To quantify the D-statistic values use the parser program:
python D-stat_parser.py P1_P2_P3_OG.dstat 1
This emits:
P1_P2_P3_OG.dstat Dstat ABBA BABA
If Dstat > 0. P2 and P3 share an excess of derived alleles
If Dstat < 0. P1 and P3 share an excess of derived alleles
The second argument "1" is optional. It emits the results in 1 line format. You can also print the results them with a header by not including the second argument but in general I find the method shown to be more useful.
Testing for statistical significance: Use the weighted_block_jackknife_D.py program to measure the standard error. python weighted_block_jackknfie_D.py P1_P2_P3_OG.dstat 5000000 Give the program the dstat file and the block size. It will then calculated the standard error. It will the output filename and standard error.
To determine whether your result is significant divide the result from the D-stat_parser by the weighted_block_jackknife_D result to get the Z-score.
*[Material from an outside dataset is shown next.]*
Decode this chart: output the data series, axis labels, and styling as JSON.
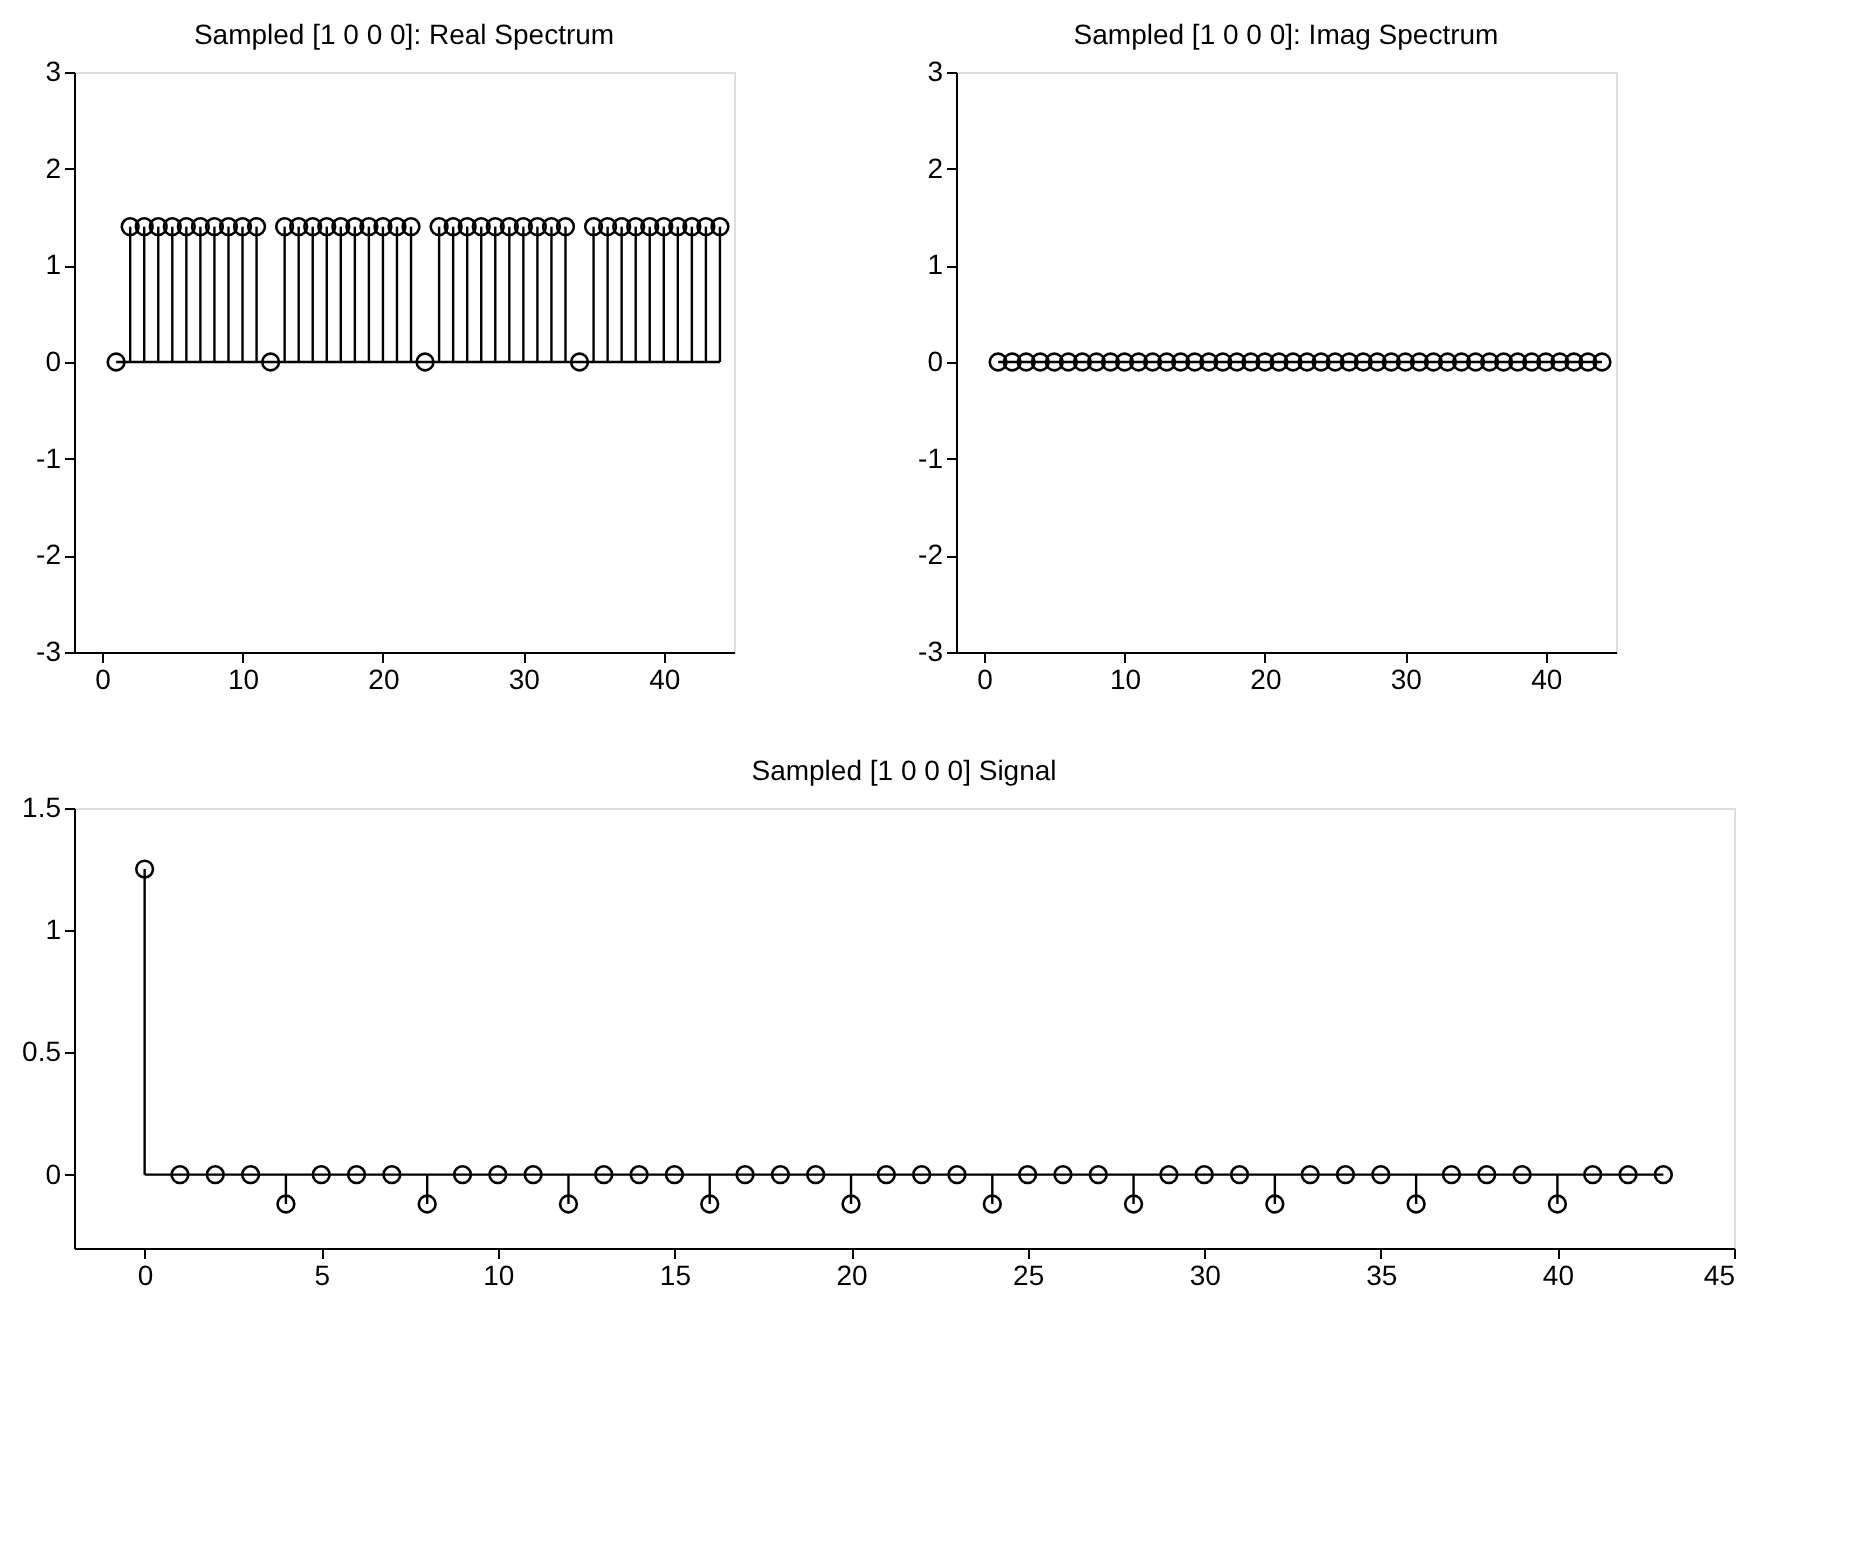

Z-scores > 3 are generally considered significant.
fhat. Quantifying Introgression
First decide whether to use the all sites version (suitable for most data) or the transversion only version (suitable for ancient DNA).
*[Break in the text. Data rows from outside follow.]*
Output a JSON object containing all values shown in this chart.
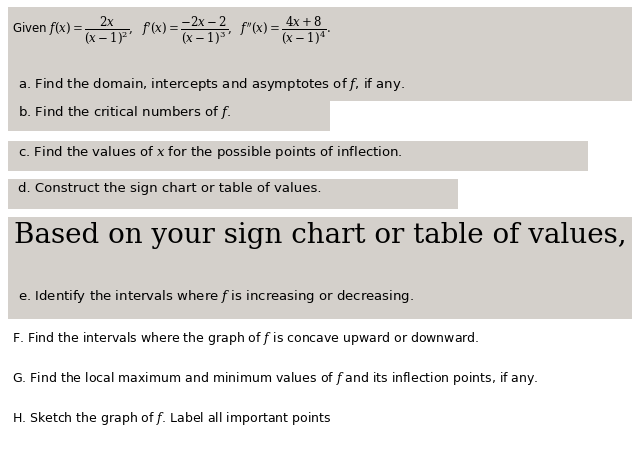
{
  "bg_color": "#ffffff",
  "box_color": "#d4d0cb",
  "title_fontsize": 9.0,
  "body_fontsize": 9.5,
  "big_fontsize": 20,
  "small_fontsize": 9.0,
  "line_formula": "Given $f(x) = \\dfrac{2x}{(x-1)^2},\\ \\ f^{\\prime}(x) = \\dfrac{-2x-2}{(x-1)^3},\\ \\ f^{\\prime\\prime}(x) = \\dfrac{4x+8}{(x-1)^4}.$",
  "line_a": "a. Find the domain, intercepts and asymptotes of $f$, if any.",
  "line_b": "b. Find the critical numbers of $f$.",
  "line_c": "c. Find the values of $x$ for the possible points of inflection.",
  "line_d": "d. Construct the sign chart or table of values.",
  "line_big": "Based on your sign chart or table of values,",
  "line_e": "e. Identify the intervals where $f$ is increasing or decreasing.",
  "line_F": "F. Find the intervals where the graph of $f$ is concave upward or downward.",
  "line_G": "G. Find the local maximum and minimum values of $f$ and its inflection points, if any.",
  "line_H": "H. Sketch the graph of $f$. Label all important points"
}
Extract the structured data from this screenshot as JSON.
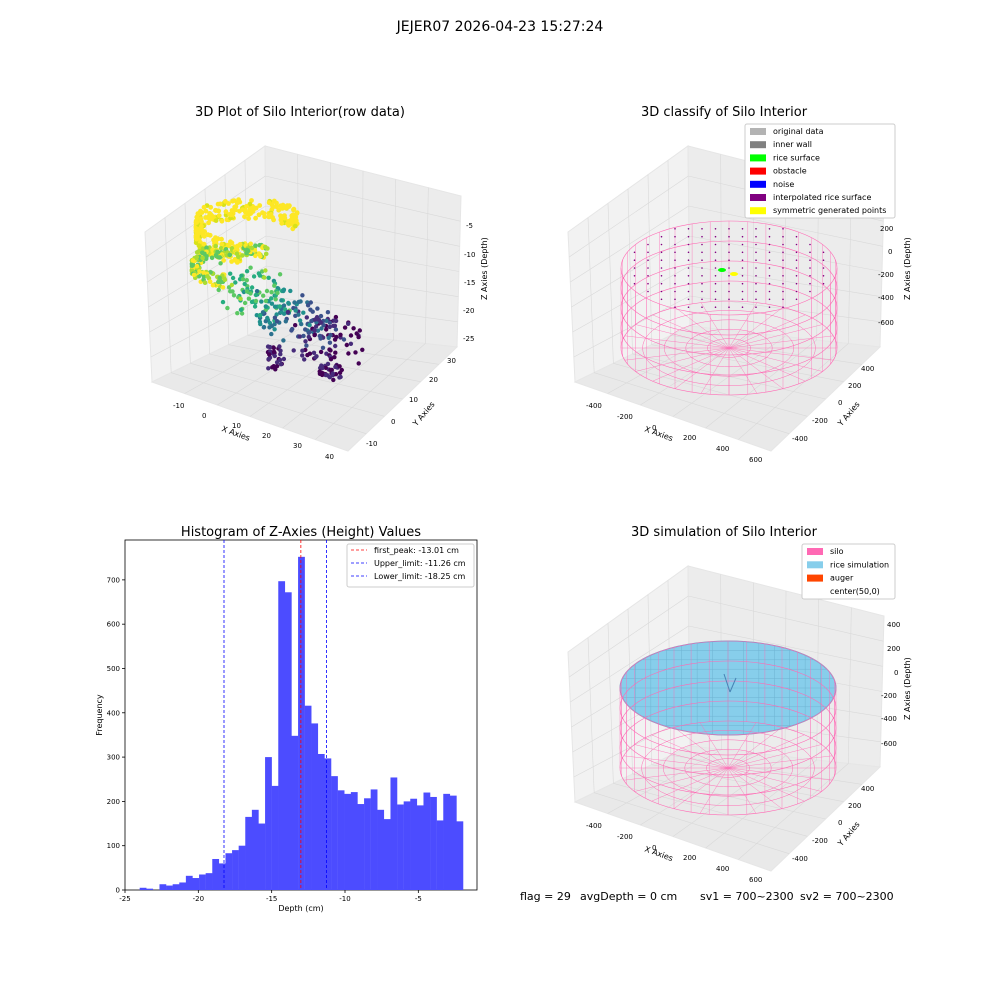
{
  "figure": {
    "suptitle": "JEJER07 2026-04-23 15:27:24",
    "footer": {
      "flag": "flag = 29",
      "avg_depth": "avgDepth = 0 cm",
      "sv1": "sv1 = 700~2300",
      "sv2": "sv2 = 700~2300"
    }
  },
  "chart_data": [
    {
      "type": "scatter",
      "title": "3D Plot of Silo Interior(row data)",
      "xlabel": "X Axies",
      "ylabel": "Y Axies",
      "zlabel": "Z Axies (Depth)",
      "x_ticks": [
        "-10",
        "0",
        "10",
        "20",
        "30",
        "40"
      ],
      "y_ticks": [
        "-10",
        "0",
        "10",
        "20",
        "30"
      ],
      "z_ticks": [
        "-5",
        "-10",
        "-15",
        "-20",
        "-25"
      ],
      "xlim": [
        -15,
        42
      ],
      "ylim": [
        -15,
        32
      ],
      "zlim": [
        -26,
        -2
      ],
      "colormap": "viridis (depth-coded)",
      "grid": true
    },
    {
      "type": "scatter",
      "title": "3D classify of Silo Interior",
      "xlabel": "X Axies",
      "ylabel": "Y Axies",
      "zlabel": "Z Axies (Depth)",
      "x_ticks": [
        "-400",
        "-200",
        "0",
        "200",
        "400",
        "600"
      ],
      "y_ticks": [
        "-400",
        "-200",
        "0",
        "200",
        "400"
      ],
      "z_ticks": [
        "200",
        "0",
        "-200",
        "-400",
        "-600"
      ],
      "legend": [
        {
          "label": "original data",
          "color": "#b3b3b3"
        },
        {
          "label": "inner wall",
          "color": "#808080"
        },
        {
          "label": "rice surface",
          "color": "#00ff00"
        },
        {
          "label": "obstacle",
          "color": "#ff0000"
        },
        {
          "label": "noise",
          "color": "#0000ff"
        },
        {
          "label": "interpolated rice surface",
          "color": "#800080"
        },
        {
          "label": "symmetric generated points",
          "color": "#ffff00"
        }
      ],
      "legend_position": "top-right",
      "grid": true
    },
    {
      "type": "bar",
      "title": "Histogram of Z-Axies (Height) Values",
      "xlabel": "Depth (cm)",
      "ylabel": "Frequency",
      "xlim": [
        -25,
        -1
      ],
      "ylim": [
        0,
        790
      ],
      "x_ticks": [
        -25,
        -20,
        -15,
        -10,
        -5
      ],
      "y_ticks": [
        0,
        100,
        200,
        300,
        400,
        500,
        600,
        700
      ],
      "bin_start": -24.0,
      "bin_width": 0.45,
      "bar_color": "#4c4cff",
      "values": [
        5,
        3,
        0,
        13,
        10,
        13,
        17,
        32,
        27,
        35,
        38,
        70,
        60,
        83,
        90,
        100,
        165,
        181,
        150,
        300,
        235,
        697,
        672,
        348,
        752,
        416,
        376,
        307,
        297,
        257,
        225,
        217,
        221,
        194,
        207,
        227,
        181,
        160,
        254,
        193,
        200,
        206,
        191,
        220,
        210,
        157,
        217,
        213,
        155
      ],
      "vlines": [
        {
          "label": "first_peak: -13.01 cm",
          "x": -13.01,
          "color": "#ff0000"
        },
        {
          "label": "Upper_limit: -11.26 cm",
          "x": -11.26,
          "color": "#0000ff"
        },
        {
          "label": "Lower_limit: -18.25 cm",
          "x": -18.25,
          "color": "#0000ff"
        }
      ],
      "legend_position": "top-right"
    },
    {
      "type": "scatter",
      "title": "3D simulation of Silo Interior",
      "xlabel": "X Axies",
      "ylabel": "Y Axies",
      "zlabel": "Z Axies (Depth)",
      "x_ticks": [
        "-400",
        "-200",
        "0",
        "200",
        "400",
        "600"
      ],
      "y_ticks": [
        "-400",
        "-200",
        "0",
        "200",
        "400"
      ],
      "z_ticks": [
        "400",
        "200",
        "0",
        "-200",
        "-400",
        "-600"
      ],
      "legend": [
        {
          "label": "silo",
          "color": "#ff69b4"
        },
        {
          "label": "rice simulation",
          "color": "#87ceeb"
        },
        {
          "label": "auger",
          "color": "#ff4500"
        },
        {
          "label": "center(50,0)",
          "color": ""
        }
      ],
      "legend_position": "top-right",
      "grid": true
    }
  ]
}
Then for each combination you want to test run:
fhat P1_all.fa P2_all.fa P3_all.fa P4_all.fa OG_all.fa 5000000 > P1_P2_P3_P4_OG.fhat
P1 is the individual in the species hypothesized to be recieving introgression with the least, ideally 0, detectable introgression (eg African human see Green et al. 2010)
P2 is the individual whose introgressed ancestry is being measured. (eg Non-African Human, see Green et al. 2010)
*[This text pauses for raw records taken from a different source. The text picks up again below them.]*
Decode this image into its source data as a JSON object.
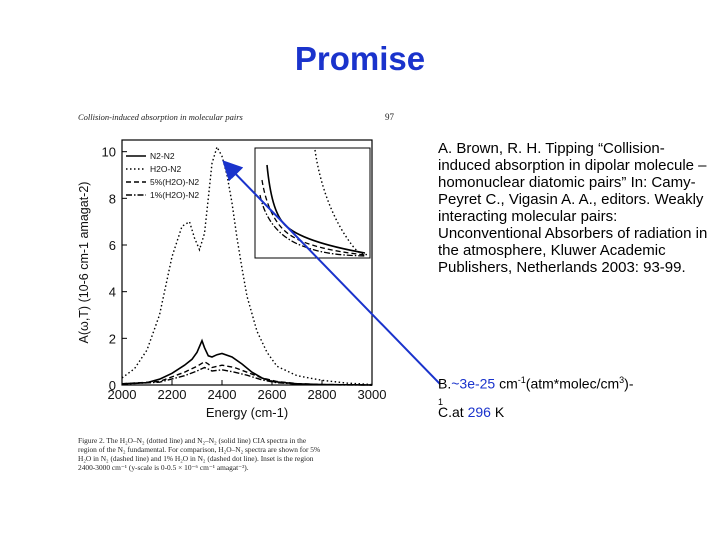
{
  "slide": {
    "title": "Promise",
    "reference": "A. Brown, R. H. Tipping “Collision-induced absorption in dipolar molecule – homonuclear diatomic pairs” In: Camy-Peyret C., Vigasin A. A., editors. Weakly interacting molecular pairs: Unconventional Absorbers of radiation in the atmosphere, Kluwer Academic Publishers, Netherlands 2003: 93-99.",
    "point_b": {
      "prefix": "B.",
      "value": "~3e-25",
      "unit": "cm",
      "exp1": "-1",
      "unit2": "(atm*molec/cm",
      "exp2": "3",
      "suffix": ")-",
      "trail": "1"
    },
    "point_c": {
      "prefix": "C.",
      "text": "at ",
      "value": "296",
      "unit": " K"
    },
    "colors": {
      "title": "#1a33cc",
      "highlight": "#1a33cc",
      "arrow": "#1a33cc"
    }
  },
  "figure": {
    "header": "Collision-induced absorption in molecular pairs",
    "page_number": "97",
    "caption": "Figure 2.   The H2O–N2 (dotted line) and N2–N2 (solid line) CIA spectra in the region of the N2 fundamental. For comparison, H2O–N2 spectra are shown for 5% H2O in N2 (dashed line) and 1% H2O in N2 (dashed dot line). Inset is the region 2400-3000 cm-1 (y-scale is 0-0.5 × 10-6 cm-1 amagat-2).",
    "legend": [
      "N2-N2",
      "H2O-N2",
      "5%(H2O)-N2",
      "1%(H2O)-N2"
    ]
  },
  "chart_data": {
    "type": "line",
    "xlabel": "Energy (cm-1)",
    "ylabel": "A(ω,T) (10-6 cm-1 amagat-2)",
    "xlim": [
      2000,
      3000
    ],
    "ylim": [
      0,
      10.5
    ],
    "xticks": [
      2000,
      2200,
      2400,
      2600,
      2800,
      3000
    ],
    "yticks": [
      0,
      2,
      4,
      6,
      8,
      10
    ],
    "legend_position": "top-left",
    "series": [
      {
        "name": "N2-N2",
        "style": "solid",
        "x": [
          2000,
          2100,
          2150,
          2200,
          2250,
          2280,
          2300,
          2320,
          2330,
          2345,
          2360,
          2380,
          2400,
          2440,
          2480,
          2520,
          2560,
          2600,
          2700,
          2800,
          3000
        ],
        "y": [
          0.05,
          0.1,
          0.25,
          0.5,
          0.85,
          1.1,
          1.4,
          1.9,
          1.6,
          1.25,
          1.2,
          1.3,
          1.35,
          1.2,
          0.9,
          0.55,
          0.3,
          0.15,
          0.05,
          0.02,
          0.0
        ]
      },
      {
        "name": "H2O-N2",
        "style": "dotted",
        "x": [
          2000,
          2050,
          2100,
          2150,
          2200,
          2240,
          2270,
          2290,
          2310,
          2330,
          2345,
          2360,
          2380,
          2400,
          2420,
          2440,
          2460,
          2480,
          2500,
          2540,
          2580,
          2620,
          2700,
          2800,
          2900,
          3000
        ],
        "y": [
          0.3,
          0.7,
          1.5,
          3.0,
          5.5,
          6.8,
          7.0,
          6.3,
          5.8,
          6.5,
          8.0,
          9.5,
          10.2,
          9.8,
          9.0,
          7.8,
          6.3,
          5.0,
          3.8,
          2.3,
          1.4,
          0.8,
          0.4,
          0.2,
          0.08,
          0.02
        ]
      },
      {
        "name": "5%(H2O)-N2",
        "style": "dashed",
        "x": [
          2000,
          2150,
          2250,
          2300,
          2330,
          2345,
          2360,
          2400,
          2450,
          2500,
          2560,
          2620,
          2700,
          2800,
          3000
        ],
        "y": [
          0.05,
          0.15,
          0.55,
          0.8,
          1.0,
          0.9,
          0.75,
          0.85,
          0.75,
          0.55,
          0.3,
          0.15,
          0.06,
          0.02,
          0.0
        ]
      },
      {
        "name": "1%(H2O)-N2",
        "style": "dashdot",
        "x": [
          2000,
          2150,
          2250,
          2300,
          2330,
          2345,
          2360,
          2400,
          2450,
          2500,
          2560,
          2620,
          2700,
          2800,
          3000
        ],
        "y": [
          0.04,
          0.12,
          0.4,
          0.6,
          0.75,
          0.68,
          0.6,
          0.65,
          0.55,
          0.42,
          0.22,
          0.1,
          0.04,
          0.01,
          0.0
        ]
      }
    ]
  }
}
P3 and P4 are members of the candidate introgressing species ideally P3 should be as evolutionarily distant from P4 as P4 is from the actual introgressing individual (eg. Neanderthals, see Green et al. 2010)
OG is the outgroup, this should be distant enough to not have incomplete lineage sorting or admixture with P1,P2 or P3. (eg. Chimp, see Green et al. 2010)
5000000 is the output block size, this is used to calculate weighted block jackknife significance later. 5Mb is the recommended block size for most species however, if the reference genome N50 is < 5Mb and admixture is ancient smaller values can be used without negative impacts. If you are testing for very recent admixture you may wish to increase the block size above 5Mb to ensure it is larger than the longest non-recombined block.
To quantify the fhat values use the parser program:
python fhat_parser.py P1_P2_P3_P4_OG.fhat
This emits:
P1_P2_P3_P4_OG.fhat %Admixed
If %Admixed > 0 this is the estimated introgressed fraction.
If %Admixed < 0 you set up the test incorrectly, P1 must be less admixed than P2. Unlike the D-statistic which is agnostic to P1 and P2 selection fhat does care. f(A,B,P3,P4,O) != -1 * f(B,A,P3,P4,O)
Testing for statistical significance:
Use the weighted_block_jackknife_fhat.py program to measure the standard error.
python weighted_block_jackknfie_fhat.py P1_P2_P3_P4_OG.fhat 5000000
Give the program the dstat file and the block size. It will then calculated the standard error.
It will the output filename and standard error.
To determine whether your result is significant divide the result from the fhat_parser by the weighted_block_jackknife_fhat result to get the Z-score. Z-scores > 3 are generally considered significant.